The answer seems more obvious (although not easy) to me than that. The only truly viable answer is surely for several hundred thousand, moderate, patriotic, non-deranged, mainstream non-Tories in this country to join the Labour party and to steadily outnumber the Marxist infiltrators and interlopers. They can then in Constituency Labour Parties (CLPs) and at conference set about out-voting the Marxists and extremists who have invaded Labour. They’ll have to tackle the trade union leaders and among the membership pursue expulsions, as happened in the 1980s. It will take years. It will be worth it if the country gets back a mainstream opposition and potential alternative government.
Luckily, more Britons are rediscovering the habit of joining parties. The membership of the Tory party is up by more than 50% and no they are not all Ukip renegades with Union flag tea-towels wrapped round their heads in the manner of warrior dress. Just a few of them.
Those patriotic non-Tory affluent folk wondering where to put their money, now they cannot donate it to Corbyn, should launch a giant marketing push with social media and cinema advertising lasting month after month, urging moderates to join Labour. Spend millions under the banner of Real Labour. Imitate Momentum’s organisation. Match the trade unions, who have spent millions in recent years destroying the party’s middle-ground appeal.

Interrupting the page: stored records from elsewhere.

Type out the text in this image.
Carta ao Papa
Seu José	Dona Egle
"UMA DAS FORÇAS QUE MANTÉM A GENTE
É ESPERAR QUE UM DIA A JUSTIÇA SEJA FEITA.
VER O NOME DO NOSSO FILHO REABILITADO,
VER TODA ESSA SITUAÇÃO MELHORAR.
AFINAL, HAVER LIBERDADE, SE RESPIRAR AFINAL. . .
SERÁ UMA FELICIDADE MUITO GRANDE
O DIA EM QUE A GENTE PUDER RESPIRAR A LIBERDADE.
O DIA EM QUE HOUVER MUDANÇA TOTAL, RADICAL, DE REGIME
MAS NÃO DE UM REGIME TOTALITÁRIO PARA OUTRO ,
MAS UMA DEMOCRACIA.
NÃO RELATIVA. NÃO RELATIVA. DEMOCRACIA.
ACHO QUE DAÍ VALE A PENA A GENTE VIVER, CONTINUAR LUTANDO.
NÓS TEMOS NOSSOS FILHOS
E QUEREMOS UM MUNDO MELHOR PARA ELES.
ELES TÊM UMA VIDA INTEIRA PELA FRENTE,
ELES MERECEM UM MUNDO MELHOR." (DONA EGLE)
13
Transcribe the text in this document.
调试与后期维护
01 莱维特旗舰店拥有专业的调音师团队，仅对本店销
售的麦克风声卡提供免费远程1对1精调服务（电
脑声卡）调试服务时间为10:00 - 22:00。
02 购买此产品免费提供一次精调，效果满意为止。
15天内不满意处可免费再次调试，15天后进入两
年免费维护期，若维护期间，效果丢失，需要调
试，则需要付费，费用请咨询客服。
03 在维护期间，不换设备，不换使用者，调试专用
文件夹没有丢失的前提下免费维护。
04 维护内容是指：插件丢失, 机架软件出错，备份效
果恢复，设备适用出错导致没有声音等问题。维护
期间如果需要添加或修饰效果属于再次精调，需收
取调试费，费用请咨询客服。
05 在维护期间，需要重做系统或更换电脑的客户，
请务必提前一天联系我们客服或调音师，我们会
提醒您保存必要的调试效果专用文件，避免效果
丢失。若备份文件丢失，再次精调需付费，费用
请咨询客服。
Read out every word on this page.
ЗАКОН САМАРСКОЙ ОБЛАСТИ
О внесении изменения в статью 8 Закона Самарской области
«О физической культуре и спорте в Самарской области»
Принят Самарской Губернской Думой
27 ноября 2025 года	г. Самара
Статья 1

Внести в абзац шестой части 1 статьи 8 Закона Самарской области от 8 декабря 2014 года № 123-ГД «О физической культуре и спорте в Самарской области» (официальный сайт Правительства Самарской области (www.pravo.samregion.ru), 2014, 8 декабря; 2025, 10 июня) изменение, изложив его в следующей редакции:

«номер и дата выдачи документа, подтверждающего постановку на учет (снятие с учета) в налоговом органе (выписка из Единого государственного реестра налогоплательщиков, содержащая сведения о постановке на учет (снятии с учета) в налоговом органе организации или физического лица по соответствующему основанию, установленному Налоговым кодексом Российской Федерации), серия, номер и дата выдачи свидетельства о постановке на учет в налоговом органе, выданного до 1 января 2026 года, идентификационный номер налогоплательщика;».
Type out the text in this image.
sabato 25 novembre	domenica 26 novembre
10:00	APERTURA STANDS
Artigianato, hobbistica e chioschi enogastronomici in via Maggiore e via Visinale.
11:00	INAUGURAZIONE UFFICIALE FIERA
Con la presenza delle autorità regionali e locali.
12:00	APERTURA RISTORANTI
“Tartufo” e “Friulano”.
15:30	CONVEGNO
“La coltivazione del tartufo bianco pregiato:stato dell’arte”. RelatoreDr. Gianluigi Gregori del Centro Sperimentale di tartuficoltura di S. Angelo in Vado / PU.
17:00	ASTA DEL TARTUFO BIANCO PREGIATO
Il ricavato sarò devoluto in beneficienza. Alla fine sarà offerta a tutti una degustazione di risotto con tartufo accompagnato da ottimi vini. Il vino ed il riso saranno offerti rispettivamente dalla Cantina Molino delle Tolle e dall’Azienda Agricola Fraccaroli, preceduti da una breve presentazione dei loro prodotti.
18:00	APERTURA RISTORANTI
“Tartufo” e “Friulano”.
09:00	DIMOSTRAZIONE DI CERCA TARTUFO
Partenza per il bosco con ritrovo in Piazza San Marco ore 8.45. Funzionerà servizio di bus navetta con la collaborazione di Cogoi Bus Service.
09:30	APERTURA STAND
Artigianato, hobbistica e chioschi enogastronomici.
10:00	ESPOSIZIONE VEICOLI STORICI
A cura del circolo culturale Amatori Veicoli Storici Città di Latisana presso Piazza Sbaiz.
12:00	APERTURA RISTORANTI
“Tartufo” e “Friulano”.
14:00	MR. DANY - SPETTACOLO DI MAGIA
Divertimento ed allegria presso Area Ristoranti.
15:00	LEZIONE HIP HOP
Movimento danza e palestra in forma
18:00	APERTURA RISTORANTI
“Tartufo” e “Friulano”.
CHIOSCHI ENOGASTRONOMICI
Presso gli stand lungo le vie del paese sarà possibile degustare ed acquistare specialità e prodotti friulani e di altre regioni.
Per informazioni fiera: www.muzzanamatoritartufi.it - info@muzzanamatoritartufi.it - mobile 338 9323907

If the solution is not reviving Labour, what other options do non-Tories have in England and Wales?
Perhaps the answer is the Liberal Democrat party, although I do not think so. Yes, theoretically the nation’s non-Tory moderates could wrest the Lib Dems back from the extremists currently running the show but they are not a potential government in-waiting. This is not all Jo Swinson’s fault. But quite a bit of it is Jo Swinson’s fault. In this election campaign, at a moment of maximum opportunity, Swinson has undertaken a kamikaze run at the country – lecturing voters on the need to cancel, not rerun, the Brexit referendum and now denying the existence of women as a biological sex, so in hock is she to the radical trans movement that is on course to collide with the good sense and practical resolve of the British working class.
No, the Liberal Democrats are not the droids you’re looking for, to paraphrase Alec Guinness in Star Wars.
An entirely new party remains possible, although the experience of the People’s Vote farce where the factions fell out in the fight for a second referendum, and in the process managed to make a harder Brexit more likely, does not bode well for such a venture.
Once the options have been whittled away, those who want the prospect of a viable non-Tory government that will avoid marmalising the market economy and not sell us out to the country’s enemies have to dig in for a historic long-haul. Non-Tories must take back the Labour party for the good of the country.